Lembremos: leis não são ovos; se tivermos que compará-las, comparemo-las com caixas-de-ovos; mas que devem ser enchidas com ovos... de vários tipos. Vamos ter grandes discussões sobre que tipo de aves ou se os ovos são só de ovíparos ou também de vivíparos. Mas sempre ovos. Por exemplo, os ovos de cobras, neste caso, representam os casos trágicos; e ovos de peixes? Bom, neste caso, penso que ovos de peixes serão inconstitucionais, se me permitem brincar um pouco com essa complexidade que é o direito. Mas graças a essa complexidade, teremos trabalho e emprego pelas próximas décadas. Por isso, paremos de dizer que as caixas de colocar ovos não são importantes, se me permitem, agora, uma ironia epistêmica (ou um sarcasmo hermenêutico).

Post scriptum:
De todo modo, se efetivamente o prazo for estendido, que ao menos façamos uma profunda discussão acerca do tema que parece ser o mais preocupante: o dos recursos cujos juízos de admissibilidade agora não serão mais feitos na origem.

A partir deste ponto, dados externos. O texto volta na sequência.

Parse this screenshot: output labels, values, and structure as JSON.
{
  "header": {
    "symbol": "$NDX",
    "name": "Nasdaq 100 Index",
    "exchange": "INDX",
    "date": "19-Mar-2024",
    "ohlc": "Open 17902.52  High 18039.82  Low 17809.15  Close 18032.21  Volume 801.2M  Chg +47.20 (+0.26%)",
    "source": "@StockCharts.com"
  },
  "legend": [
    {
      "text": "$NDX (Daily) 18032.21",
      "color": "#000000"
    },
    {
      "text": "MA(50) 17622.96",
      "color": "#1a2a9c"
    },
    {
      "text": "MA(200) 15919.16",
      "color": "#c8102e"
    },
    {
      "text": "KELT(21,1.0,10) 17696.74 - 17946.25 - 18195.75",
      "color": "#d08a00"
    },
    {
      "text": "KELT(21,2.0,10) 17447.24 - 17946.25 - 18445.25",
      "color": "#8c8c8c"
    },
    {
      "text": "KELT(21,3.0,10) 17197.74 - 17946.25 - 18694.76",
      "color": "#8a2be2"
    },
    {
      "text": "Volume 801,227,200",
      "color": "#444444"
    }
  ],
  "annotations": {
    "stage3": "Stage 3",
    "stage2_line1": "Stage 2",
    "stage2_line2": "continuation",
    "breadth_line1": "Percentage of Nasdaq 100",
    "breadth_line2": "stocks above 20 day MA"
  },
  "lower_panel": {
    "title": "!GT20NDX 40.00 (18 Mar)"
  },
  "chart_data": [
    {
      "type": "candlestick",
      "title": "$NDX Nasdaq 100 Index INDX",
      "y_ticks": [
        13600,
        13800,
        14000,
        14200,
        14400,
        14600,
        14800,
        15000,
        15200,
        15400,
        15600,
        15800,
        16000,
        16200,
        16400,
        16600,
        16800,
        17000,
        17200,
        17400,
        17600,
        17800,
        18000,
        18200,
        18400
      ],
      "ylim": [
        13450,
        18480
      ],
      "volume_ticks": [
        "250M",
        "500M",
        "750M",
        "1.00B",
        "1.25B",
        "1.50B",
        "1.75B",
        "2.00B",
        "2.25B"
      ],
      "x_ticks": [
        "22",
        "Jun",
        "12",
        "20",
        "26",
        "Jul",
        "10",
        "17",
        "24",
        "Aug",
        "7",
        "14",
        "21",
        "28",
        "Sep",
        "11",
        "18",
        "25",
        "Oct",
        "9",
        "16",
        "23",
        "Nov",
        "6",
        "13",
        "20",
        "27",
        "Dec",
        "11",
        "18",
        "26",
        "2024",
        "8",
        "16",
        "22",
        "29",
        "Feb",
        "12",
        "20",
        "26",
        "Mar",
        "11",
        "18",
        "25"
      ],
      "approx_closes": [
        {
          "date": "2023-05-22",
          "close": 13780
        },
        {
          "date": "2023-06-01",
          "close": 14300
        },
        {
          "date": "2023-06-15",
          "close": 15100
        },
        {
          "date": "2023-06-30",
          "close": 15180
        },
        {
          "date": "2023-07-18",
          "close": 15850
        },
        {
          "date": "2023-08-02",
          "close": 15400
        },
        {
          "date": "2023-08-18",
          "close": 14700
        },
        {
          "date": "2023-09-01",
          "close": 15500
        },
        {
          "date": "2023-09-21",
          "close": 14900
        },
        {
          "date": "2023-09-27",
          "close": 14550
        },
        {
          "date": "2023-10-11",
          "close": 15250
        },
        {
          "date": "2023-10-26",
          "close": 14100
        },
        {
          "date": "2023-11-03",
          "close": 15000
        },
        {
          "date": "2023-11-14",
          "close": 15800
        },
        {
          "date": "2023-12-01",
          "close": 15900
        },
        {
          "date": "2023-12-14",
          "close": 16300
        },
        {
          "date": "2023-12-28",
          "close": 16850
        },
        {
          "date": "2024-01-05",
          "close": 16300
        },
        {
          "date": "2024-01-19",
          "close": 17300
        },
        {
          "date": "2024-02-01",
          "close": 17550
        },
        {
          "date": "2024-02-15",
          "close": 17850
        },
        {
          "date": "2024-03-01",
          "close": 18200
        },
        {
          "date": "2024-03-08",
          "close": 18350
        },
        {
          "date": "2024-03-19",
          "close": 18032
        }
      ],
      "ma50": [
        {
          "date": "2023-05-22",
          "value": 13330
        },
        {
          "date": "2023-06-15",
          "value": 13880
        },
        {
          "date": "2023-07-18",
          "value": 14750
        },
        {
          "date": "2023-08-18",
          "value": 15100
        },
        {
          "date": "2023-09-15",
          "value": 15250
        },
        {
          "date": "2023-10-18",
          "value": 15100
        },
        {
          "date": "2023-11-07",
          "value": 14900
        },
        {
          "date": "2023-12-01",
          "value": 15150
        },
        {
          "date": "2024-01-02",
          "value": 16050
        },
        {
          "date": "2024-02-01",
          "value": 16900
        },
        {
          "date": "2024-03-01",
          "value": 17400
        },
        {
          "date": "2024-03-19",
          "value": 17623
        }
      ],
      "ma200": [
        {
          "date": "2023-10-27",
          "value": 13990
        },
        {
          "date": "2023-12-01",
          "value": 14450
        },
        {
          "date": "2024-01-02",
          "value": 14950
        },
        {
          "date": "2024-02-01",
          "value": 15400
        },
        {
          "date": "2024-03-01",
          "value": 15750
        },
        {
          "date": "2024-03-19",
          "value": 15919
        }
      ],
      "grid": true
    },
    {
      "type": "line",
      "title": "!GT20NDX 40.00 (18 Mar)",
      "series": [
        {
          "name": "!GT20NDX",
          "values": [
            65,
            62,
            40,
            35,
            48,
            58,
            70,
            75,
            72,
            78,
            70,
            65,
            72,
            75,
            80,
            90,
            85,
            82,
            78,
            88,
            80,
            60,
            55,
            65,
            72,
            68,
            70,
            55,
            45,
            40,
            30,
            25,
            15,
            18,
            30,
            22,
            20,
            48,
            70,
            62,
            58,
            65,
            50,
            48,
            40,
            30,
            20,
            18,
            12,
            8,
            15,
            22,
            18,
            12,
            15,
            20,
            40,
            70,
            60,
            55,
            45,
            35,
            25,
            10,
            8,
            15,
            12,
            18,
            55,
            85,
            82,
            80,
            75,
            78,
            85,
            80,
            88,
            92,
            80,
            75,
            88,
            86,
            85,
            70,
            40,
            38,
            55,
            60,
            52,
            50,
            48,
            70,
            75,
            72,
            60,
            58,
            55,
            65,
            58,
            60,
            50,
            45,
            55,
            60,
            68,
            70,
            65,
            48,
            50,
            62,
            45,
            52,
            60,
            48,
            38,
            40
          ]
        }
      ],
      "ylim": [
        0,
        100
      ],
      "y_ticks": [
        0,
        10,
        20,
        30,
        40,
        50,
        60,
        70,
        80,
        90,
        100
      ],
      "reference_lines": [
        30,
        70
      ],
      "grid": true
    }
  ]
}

Assim como é urgente que o Superior Tribunal de Justiça crie uma ou duas Turmas encarregadas de julgar habeas corpus — porque a liberdade é, junto à vida, o bem supremo — e também monte uma estrutura para o exame da nova forma de admissibilidade e julgamento dos recursos prevista pelo CPC. Isso demanda, evidentemente, um aumento significativo (quem sabe, o dobro) do número de ministros do STJ (circunstância que se estende ao STF). Sei que ninguém gosta de repartir poder. Mas parece que é desejo dos advogados e dos próprios magistrados que os tribunais tenham mais membros. Um país da dimensão do Brasil não pode conviver com um tribunal encarregado de dizer o direito ordinário com apenas 33 membros; tampouco uma Suprema Corte com apenas 11 componentes. Recurso quer dizer: só tenho mais uma chance. Só que não adianta estendermos as possibilidades de interpor recursos e não termos estrutura para implementar a inovação. Portanto, a parte de sermos contra ou a favor da extensão da vacatio legis, pensemos no futuro do país.



Lenio Luiz Streck é jurista, professor de direito constitucional e pós-doutor em Direito. Sócio do Escritório Streck, Trindade e Rosenfield Advogados Associados:www.streckadvogados.com.br.